I hope you won’t consider me lazy with this week’s column, but what I’m bringing you today I can take no credit for. I’m always pouring through Fort Mill history for interesting tidbits to bring you, and my research this week turned up a gem too great to pass up. As we struggle daily with the idea of which candidate will be the best president (or possibly the lesser of two evils) it’s refreshing to find evidence that leadership can be broken down to some home truths that aren’t hard to grasp. In her book The Springs Story, Louise Pettus relayed a list of twelve things that Col. Elliott White Springs, WWI Flying Ace and president of Springs Industries, listed when he was asked by his longtime architect, Joe Croxton, to impart to him the things that irritated the Colonel in business. His responses from 65 years ago could not be more applicable today. This is what he reportedly answered without missing a beat:
- Don’t lie to me, I can usually detect a lie.
- If I ask a question and you do not know the answer, say “I don’t know.” Do not beat around the bush and make me think you know. No one can possibly know everything.
- Do not stand up when I enter your office. I am not a female, nor the president of the United States.
- Do not tell me something today and later tell me something else. I have a pretty good memory.
- If you call on the phone and I answer, don’t say “Who’s this?”
- When I walk in a man’s office on September 1st and his calendar is still displaying the month of August, I feel he is incompetent.
- Speak softly on the phone when talking to me. Don’t yell. I have sensitive eardrums.
- If I am in your office and the phone rings, let it ring. I know I’m not too busy, but I don’t like to stand around while someone carries on a conversation. I have instructed the switchboard to ring only twice.
- When drawing a floor plan for me, do not name any place “lobby.” The only place for a lobby is in Washington. This building has a foyer.
- You have every right to disagree with me, but don’t argue the point.
- When I ask you to do something for me and say “There is no hurry, just when you can find the time,” don’t believe me. I will probably be back within the hour.
- Be brief. Just give me the details. I have some department heads who, when you ask them the time, will tell you how to build a watch.
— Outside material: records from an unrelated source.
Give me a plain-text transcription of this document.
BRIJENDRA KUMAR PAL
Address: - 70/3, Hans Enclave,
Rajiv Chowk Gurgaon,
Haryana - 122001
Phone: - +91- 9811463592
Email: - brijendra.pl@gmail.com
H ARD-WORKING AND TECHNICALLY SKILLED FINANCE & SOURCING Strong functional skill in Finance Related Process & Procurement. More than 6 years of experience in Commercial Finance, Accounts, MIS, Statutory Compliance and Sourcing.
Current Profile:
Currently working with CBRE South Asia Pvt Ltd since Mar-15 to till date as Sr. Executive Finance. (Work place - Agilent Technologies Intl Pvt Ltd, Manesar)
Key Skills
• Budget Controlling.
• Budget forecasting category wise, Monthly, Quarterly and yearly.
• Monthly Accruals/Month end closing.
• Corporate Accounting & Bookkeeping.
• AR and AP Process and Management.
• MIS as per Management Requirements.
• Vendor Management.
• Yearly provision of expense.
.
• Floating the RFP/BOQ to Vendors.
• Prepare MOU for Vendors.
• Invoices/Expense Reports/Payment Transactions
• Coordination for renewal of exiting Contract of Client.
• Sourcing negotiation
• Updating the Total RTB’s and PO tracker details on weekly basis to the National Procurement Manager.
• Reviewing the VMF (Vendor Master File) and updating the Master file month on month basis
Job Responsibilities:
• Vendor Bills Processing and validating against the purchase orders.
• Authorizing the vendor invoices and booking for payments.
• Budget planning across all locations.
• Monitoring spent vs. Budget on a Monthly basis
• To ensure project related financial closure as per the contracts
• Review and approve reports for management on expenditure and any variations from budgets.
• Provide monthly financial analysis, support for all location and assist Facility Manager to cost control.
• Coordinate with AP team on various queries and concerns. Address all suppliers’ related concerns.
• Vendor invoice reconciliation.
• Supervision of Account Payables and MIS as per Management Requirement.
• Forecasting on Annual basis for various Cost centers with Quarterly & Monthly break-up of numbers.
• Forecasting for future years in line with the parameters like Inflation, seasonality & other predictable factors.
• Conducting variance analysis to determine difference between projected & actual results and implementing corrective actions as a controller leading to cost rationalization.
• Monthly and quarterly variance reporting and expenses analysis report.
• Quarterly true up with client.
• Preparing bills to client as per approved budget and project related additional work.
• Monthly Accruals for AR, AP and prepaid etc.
He ended his list by asking if twelve responses were enough. I’d say those twelve directives, sensitive eardrums notwithstanding, comprise a master class in appropriate business courtesy and practices. Perhaps a little more Colonel and a bit less of what passes for “celebrity leadership” would be a welcome change in Fort Mill, Washington, D.C., and beyond. I’m tacking this list up on my bulletin board—in my foyer, of course.